Renault Group is dissolving the Dongfeng partnership but says it will remain in China with electric vehicles, including a version of the Kwid mini-crossover sold under a number of Chinese brand names and future models developed with Jiangxi Jiangling Group; and light-commercial vehicles with Brilliance Jinbei. And it will continue to work on powertrains and components with alliance partner Nissan and Dongfeng.

But the gleaming factory in Wuhan built to produce Renault crossovers — the Captur, the Kadjar and the Koleos — will revert to Dongfeng. Most of the plant’s planned annual capacity of 150,000 vehicles was never used. 

“We will concentrate on electric vehicles and light commercial vehicles, the two main drivers for future clean mobility and more efficiently leverage our relationship with Nissan,” said Francois Provost, the chairman of Renault Group’s China region.

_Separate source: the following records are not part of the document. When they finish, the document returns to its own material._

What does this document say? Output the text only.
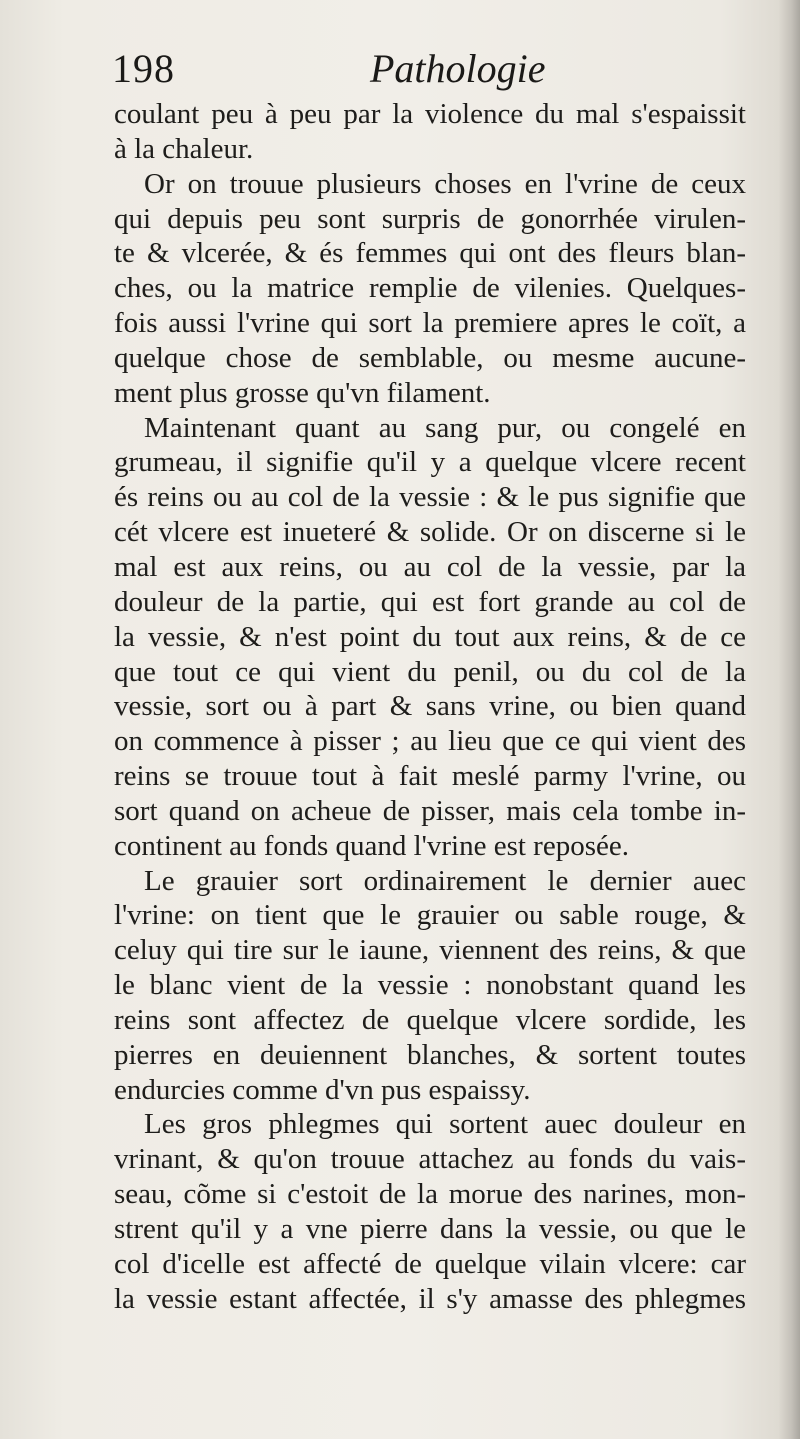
198	Pathologie
coulant peu à peu par la violence du mal s'espaissit
à la chaleur.
Or on trouue plusieurs choses en l'vrine de ceux
qui depuis peu sont surpris de gonorrhée virulen-
te & vlcerée, & és femmes qui ont des fleurs blan-
ches, ou la matrice remplie de vilenies. Quelques-
fois aussi l'vrine qui sort la premiere apres le coït, a
quelque chose de semblable, ou mesme aucune-
ment plus grosse qu'vn filament.
Maintenant quant au sang pur, ou congelé en
grumeau, il signifie qu'il y a quelque vlcere recent
és reins ou au col de la vessie : & le pus signifie que
cét vlcere est inueteré & solide. Or on discerne si le
mal est aux reins, ou au col de la vessie, par la
douleur de la partie, qui est fort grande au col de
la vessie, & n'est point du tout aux reins, & de ce
que tout ce qui vient du penil, ou du col de la
vessie, sort ou à part & sans vrine, ou bien quand
on commence à pisser ; au lieu que ce qui vient des
reins se trouue tout à fait meslé parmy l'vrine, ou
sort quand on acheue de pisser, mais cela tombe in-
continent au fonds quand l'vrine est reposée.
Le grauier sort ordinairement le dernier auec
l'vrine: on tient que le grauier ou sable rouge, &
celuy qui tire sur le iaune, viennent des reins, & que
le blanc vient de la vessie : nonobstant quand les
reins sont affectez de quelque vlcere sordide, les
pierres en deuiennent blanches, & sortent toutes
endurcies comme d'vn pus espaissy.
Les gros phlegmes qui sortent auec douleur en
vrinant, & qu'on trouue attachez au fonds du vais-
seau, cõme si c'estoit de la morue des narines, mon-
strent qu'il y a vne pierre dans la vessie, ou que le
col d'icelle est affecté de quelque vilain vlcere: car
la vessie estant affectée, il s'y amasse des phlegmes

To be sure, the Renault brand’s early exit from China was given a push by the Renault-Nissan alliance’s shaky finances and the need to find more synergies with Nissan. The automakers are expected to roll out a turnaround plan next month that will most likely include plant closures and a retreat from more unprofitable markets, such as China. And early this year the alliance announced a “leader-follower” strategy that cedes regions such as China to one automaker, in this case Nissan.

The venture with Dongfeng, known as DRAC, posted an operating loss of more than 1.5 billion yuan ($212 million) in 2019.